Take, for example, Chipotle Mexican Grill’s contamination incident in 2015 where the food giant faced repeated outbreaks of norovirus, E. coli and salmonella within months of each other. Crowdsourcing, a social sharing model where information is obtained from large groups of people via the internet, was used to identify the start of Chipotle’s norovirus outbreak. Crowdsourcing website IWasPoisoned.com allows users to anonymously report their own cases of illness tied to restaurants, and the site received 70 reports from customers who were sick from eating at Chipotle’s Simi Valley location.
Though the U.S. Centers for Disease Control and Prevention declared the outbreak officially over in February 2016, Chipotle’s sales are still plummeting. Why? Because consumers are still speaking about the contamination event—which resulted in a total of 55 people in 11 states being infected with E. coli—and everything previously reported about the outbreak still lives online. In an era of social media, the history of the E. coli scandal will indefinitely loom over Chipotle, and it will be increasingly more difficult for food operators to overcome foodborne illness outbreaks.
For better or worse, social sharing has changed the game for disasters, crises and emergency response. Food and ag-related companies can take this opportunity to leverage the influence of social media to bolster their positive online presence before an incident occurs.
This can include activities including the following:
• Sign Up: Make a company account on Facebook, Twitter, Instagram or Snapchat. Please keep in mind a company does not have to join all these sites. The target audience and company goals will dictate which social media platform is appropriate.
• Update Consistently: Post content regularly, including videos from the farm, photos of team members working and articles relating the ag industry. Having a social page that is outdated is just as bad as having no social media presence at all.
• Build a Following: Posting engaging content will help brands build a loyal fan base. These brand ambassadors will not only help promote your organization, but will be your key supporters when a disaster hits.

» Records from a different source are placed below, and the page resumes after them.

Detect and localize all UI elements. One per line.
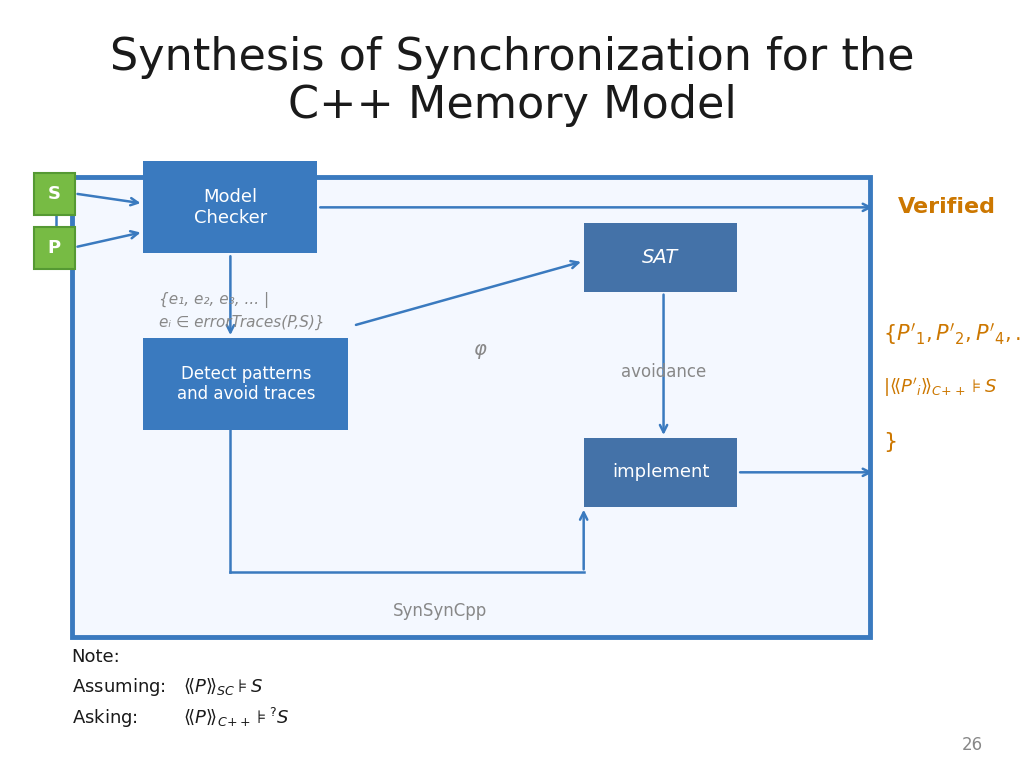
- Text: Synthesis of Synchronization for the: Synthesis of Synchronization for the: [110, 36, 914, 79]
- Text: SAT: SAT: [642, 248, 679, 266]
- Text: P: P: [48, 239, 60, 257]
- Bar: [143, 161, 317, 253]
- Text: $\}$: $\}$: [883, 429, 896, 454]
- Text: Asking:        $\langle\!\langle P \rangle\!\rangle_{C\!+\!+} \models^? S$: Asking: $\langle\!\langle P \rangle\!\ra…: [72, 706, 290, 730]
- Text: 26: 26: [963, 736, 983, 754]
- Text: SynSynCpp: SynSynCpp: [393, 601, 487, 620]
- Bar: [143, 338, 348, 430]
- Text: Model
Checker: Model Checker: [194, 188, 267, 227]
- Text: {e₁, e₂, e₃, ... |: {e₁, e₂, e₃, ... |: [159, 292, 269, 307]
- Text: S: S: [48, 185, 60, 203]
- Bar: [584, 438, 737, 507]
- Text: $\{P'_1, P'_2, P'_4, ...$: $\{P'_1, P'_2, P'_4, ...$: [883, 321, 1024, 347]
- Text: implement: implement: [611, 463, 710, 482]
- Text: Verified: Verified: [898, 197, 996, 217]
- Text: avoidance: avoidance: [621, 363, 707, 382]
- Bar: [72, 177, 870, 637]
- Bar: [34, 227, 75, 269]
- Text: Detect patterns
and avoid traces: Detect patterns and avoid traces: [176, 365, 315, 403]
- Text: Note:: Note:: [72, 647, 121, 666]
- Bar: [584, 223, 737, 292]
- Text: $| \langle\!\langle P'_i \rangle\!\rangle_{C\!+\!+} \models S$: $| \langle\!\langle P'_i \rangle\!\rangl…: [883, 376, 996, 399]
- Text: eᵢ ∈ errorTraces(P,S)}: eᵢ ∈ errorTraces(P,S)}: [159, 315, 325, 330]
- Bar: [34, 173, 75, 215]
- Text: φ: φ: [473, 340, 485, 359]
- Text: C++ Memory Model: C++ Memory Model: [288, 84, 736, 127]
- Text: Assuming:   $\langle\!\langle P \rangle\!\rangle_{SC} \models S$: Assuming: $\langle\!\langle P \rangle\!\…: [72, 677, 262, 698]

Additionally, in the case of a crisis, organizations can use social sites to help rebuild their brand. One such way would be to incorporate social media into risk and crisis planning.
Some tips on effectively integrating social media into the company’s crisis management plan are as follows:
• Identify all Possible Incidents: Food and ag-related companies should identify all potential events that can be harmful to the brand, as well as develop responses beforehand that can be posted when the crisis hits. Catastrophic events can include food contamination/poisoning/illness, a sudden death of an executive or a natural disaster that destroys a food production facility.
• Create a Team: Prior to a crisis, organizations should identify the person(s) who will be handling all social media communications. This person must be available 24/7 to respond to inquiries from the public and post continuous updates from the company about the event.
• Be Responsive: The social media crisis team should consistently monitor websites and answer any questions about the incident that may arise. The more responsive and transparent a company is about an incident, the easier it is to bounce back.